Ces secteurs qui vont se frotter les mains grâce à la coupe du monde

Rédigé par Dakarposte le Jeudi 11 Juin 2026 à 06:42 modifié le Jeudi 11 Juin 2026 13:45

Au-delà de la passion du gazon et de la ferveur patriotique, la Coupe du Monde de football s’impose comme une véritable mine d’or commerciale. Au Sénégal, chaque phase finale d’un grand évènement sportif mondial ou africain déclenche une réaction en chaîne économique. Des marchés de Dakar aux plateformes numériques, plusieurs secteurs d’activité s’apprêtent à réaliser des chiffres d’affaires records. Tour d’horizon de ces business locaux qui s’apprêtent à marquer de grands points financiers.


Le textile et la déferlante des maillots

C’est le signe extérieur de foi footballistique le plus visible.
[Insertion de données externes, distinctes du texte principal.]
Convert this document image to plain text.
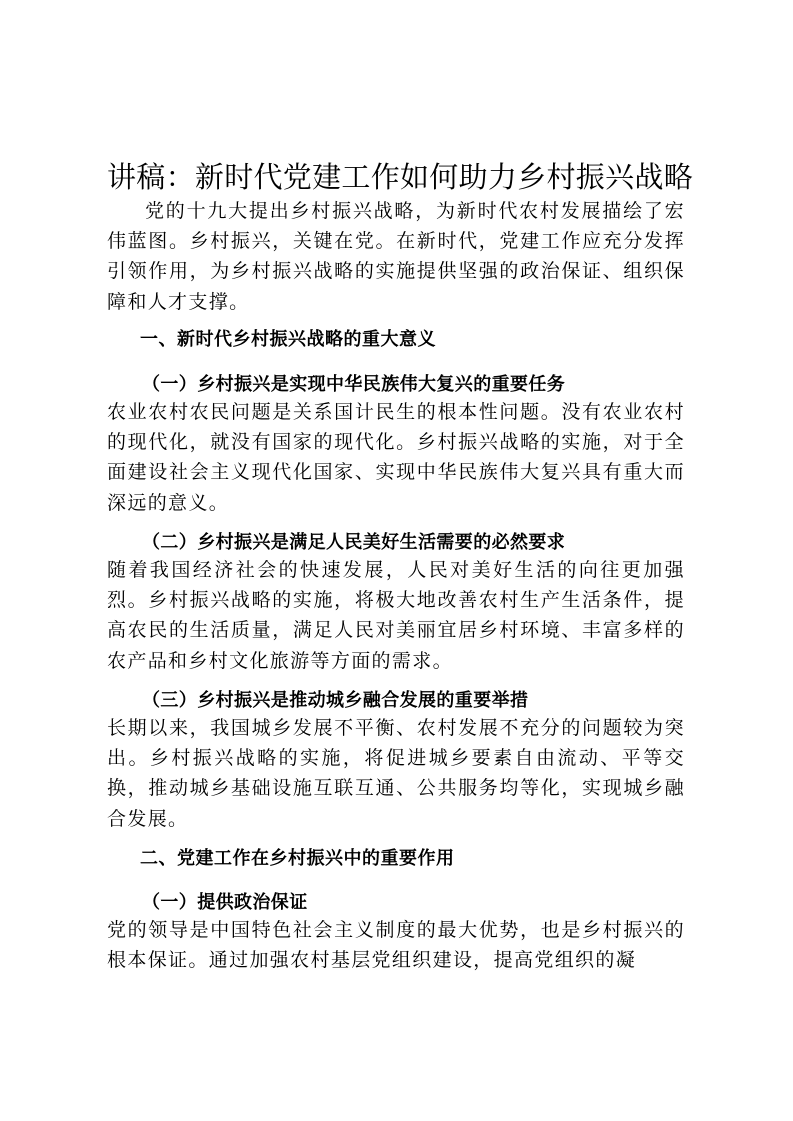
讲稿：新时代党建工作如何助力乡村振兴战略

党的十九大提出乡村振兴战略，为新时代农村发展描绘了宏伟蓝图。乡村振兴，关键在党。在新时代，党建工作应充分发挥引领作用，为乡村振兴战略的实施提供坚强的政治保证、组织保障和人才支撑。

一、新时代乡村振兴战略的重大意义
（一）乡村振兴是实现中华民族伟大复兴的重要任务

农业农村农民问题是关系国计民生的根本性问题。没有农业农村的现代化，就没有国家的现代化。乡村振兴战略的实施，对于全面建设社会主义现代化国家、实现中华民族伟大复兴具有重大而深远的意义。

（二）乡村振兴是满足人民美好生活需要的必然要求

随着我国经济社会的快速发展，人民对美好生活的向往更加强烈。乡村振兴战略的实施，将极大地改善农村生产生活条件，提高农民的生活质量，满足人民对美丽宜居乡村环境、丰富多样的农产品和乡村文化旅游等方面的需求。

（三）乡村振兴是推动城乡融合发展的重要举措

长期以来，我国城乡发展不平衡、农村发展不充分的问题较为突出。乡村振兴战略的实施，将促进城乡要素自由流动、平等交换，推动城乡基础设施互联互通、公共服务均等化，实现城乡融合发展。

二、党建工作在乡村振兴中的重要作用
（一）提供政治保证

党的领导是中国特色社会主义制度的最大优势，也是乡村振兴的根本保证。通过加强农村基层党组织建设，提高党组织的凝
Dès l’approche de la compétition, le secteur du textile entre dans une phase d’ébullition notamment les équipementiers et boutiques officielles.Pour les représentants des marques officielles, l’enjeu est de taille avec la vente des tuniques authentiques des Lions de la Téranga et des grandes nations mondiales.

De Colobane à Sandaga, dans les autres villes du pays, en passant par les tailleurs de quartier, la demande explose pour les répliques, les écharpes, les drapeaux et les boubous customisés aux couleurs nationales. Les imprimeurs de t-shirts et de gadgets (chapeaux, sifflets) tournent à plein régime pour répondre à la commande des supporters, mais aussi des entreprises désireuses de surfer sur l’événement.
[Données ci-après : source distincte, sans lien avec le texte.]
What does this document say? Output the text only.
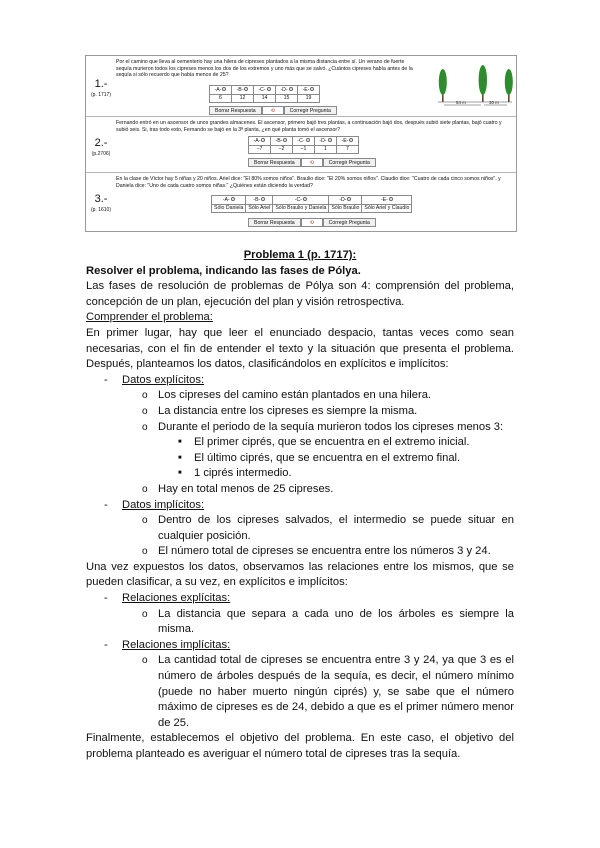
1.-
(p. 1717)
Por el camino que lleva al cementerio hay una hilera de cipreses plantados a la misma distancia entre sí. Un verano de fuerte sequía murieron todos los cipreses menos los dos de los extremos y uno más que se salvó. ¿Cuántos cipreses había antes de la sequía si sólo recuerdo que había menos de 25?
-A-	-B-	-C-	-D-	-E-
6	12	14	15	19
Borrar Respuesta	⟲	Corregir Pregunta
54 m	30 m
2.-
(p.2706)
Fernando entró en un ascensor de unos grandes almacenes. El ascensor, primero bajó tres plantas, a continuación bajó dos, después subió siete plantas, bajó cuatro y subió seis. Si, tras todo esto, Fernando se bajó en la 3ª planta, ¿en qué planta tomó el ascensor?
-A-	-B-	-C-	-D-	-E-
−7	−2	−1	1	7
Borrar Respuesta	⟲	Corregir Pregunta
3.-
(p. 1610)
En la clase de Víctor hay 5 niñas y 20 niños. Ariel dice: "El 80% somos niños". Braulio dice: "El 20% somos niños". Claudio dice: "Cuatro de cada cinco somos niños". y Daniela dice: "Uno de cada cuatro somos niñas." ¿Quiénes están diciendo la verdad?
-A-	-B-	-C-	-D-	-E-
Sólo Daniela	Sólo Ariel	Sólo Braulio y Daniela	Sólo Braulio	Sólo Ariel y Claudio
Borrar Respuesta	⟲	Corregir Pregunta

Problema 1 (p. 1717):

Resolver el problema, indicando las fases de Pólya.

Las fases de resolución de problemas de Pólya son 4: comprensión del problema, concepción de un plan, ejecución del plan y visión retrospectiva.

Comprender el problema:

En primer lugar, hay que leer el enunciado despacio, tantas veces como sean necesarias, con el fin de entender el texto y la situación que presenta el problema. Después, planteamos los datos, clasificándolos en explícitos e implícitos:

- Datos explícitos:

o Los cipreses del camino están plantados en una hilera.

o La distancia entre los cipreses es siempre la misma.

o Durante el periodo de la sequía murieron todos los cipreses menos 3:

■ El primer ciprés, que se encuentra en el extremo inicial.

■ El último ciprés, que se encuentra en el extremo final.

■ 1 ciprés intermedio.

o Hay en total menos de 25 cipreses.

- Datos implícitos:

o Dentro de los cipreses salvados, el intermedio se puede situar en cualquier posición.

o El número total de cipreses se encuentra entre los números 3 y 24.

Una vez expuestos los datos, observamos las relaciones entre los mismos, que se pueden clasificar, a su vez, en explícitos e implícitos:

- Relaciones explícitas:

o La distancia que separa a cada uno de los árboles es siempre la misma.

- Relaciones implícitas:

o La cantidad total de cipreses se encuentra entre 3 y 24, ya que 3 es el número de árboles después de la sequía, es decir, el número mínimo (puede no haber muerto ningún ciprés) y, se sabe que el número máximo de cipreses es de 24, debido a que es el primer número menor de 25.

Finalmente, establecemos el objetivo del problema. En este caso, el objetivo del problema planteado es averiguar el número total de cipreses tras la sequía.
Les paris sportifs, l’économie de la chance

Le secteur du gaming et des paris sportifs connaît une croissance au Sénégal, et la Coupe du Monde fait office de pic absolu de consommation. Portés par la démocratisation du paiement mobile, les parieurs, des plus avertis aux simples amateurs, multiplient les pronostics sur les applications en ligne.

Les kiosques de la Lonase et des bookmakers privés ne désemplissent pas. Chaque match devient une opportunité de gain pour les parieurs et un flux financier massif et continu pour les opérateurs, faisant des paris sportifs l’un des plus grands bénéficiaires financiers de la compétition.

L’électroménager et le matériel audiovisuel

Pour vivre l’action comme au stade, les ménages sénégalais n’hésitent pas à casser leur tirelire. Les semaines précédant le coup d’envoi du Mondial sont traditionnellement marquées par une ruée vers les magasins de technologie.

Les téléviseurs Smart TV de grande taille, les projecteurs, les systèmes de sonorisation (Home Cinema) et les abonnements aux bouquets de télédistribution payants s’arrachent comme des petits pains. Les enseignes rivalisent d’ingéniosité à coup de promotions et de crédits à la consommation pour capter cette clientèle exigeante.

La restauration, les lounges et l’événementiel

Le football est un sport de partage, et au Sénégal, regarder un match est une expérience collective. Pour les fan-zones et espaces publics, les agences d’événementiel s’associent aux municipalités et aux marques pour ériger des écrans géants payants ou sponsorisés, générant d’importantes recettes publicitaires.

Par ailleurs, les bars, restaurants et hôtels se transforment en quartiers généraux de supporters. Les ventes de boissons, de fast-food et de grillades grimpent en flèche lors des soirées de match. Pour ceux qui préfèrent le canapé familial, les applications de livraison de repas voient leurs carnets de commandes saturer juste avant le coup d’envoi des affiches majeures.

Les télécoms et la data mobile, le match se joue aussi sur les réseaux

Un Mondial moderne ne se regarde pas seulement, il se commente en direct. La Coupe du Monde génère une consommation astronomique de données internet.

Entre le streaming de matchs sur mobile pour les travailleurs bloqués au bureau, les réactions sur WhatsApp, X (ex-Twitter) ou TikTok, et le partage de vidéos des buts, les opérateurs de télécommunications opérant au Sénégal enregistrent une hausse massive des ventes de pass data. La bande passante est sollicitée à son maximum, garantissant des rentrées d’argent substantielles aux géants de la téléphonie.

En somme, si le verdict du terrain reste incertain pour les sélections africaines, le résultat économique, lui, est déjà garanti pour le secteur privé sénégalais.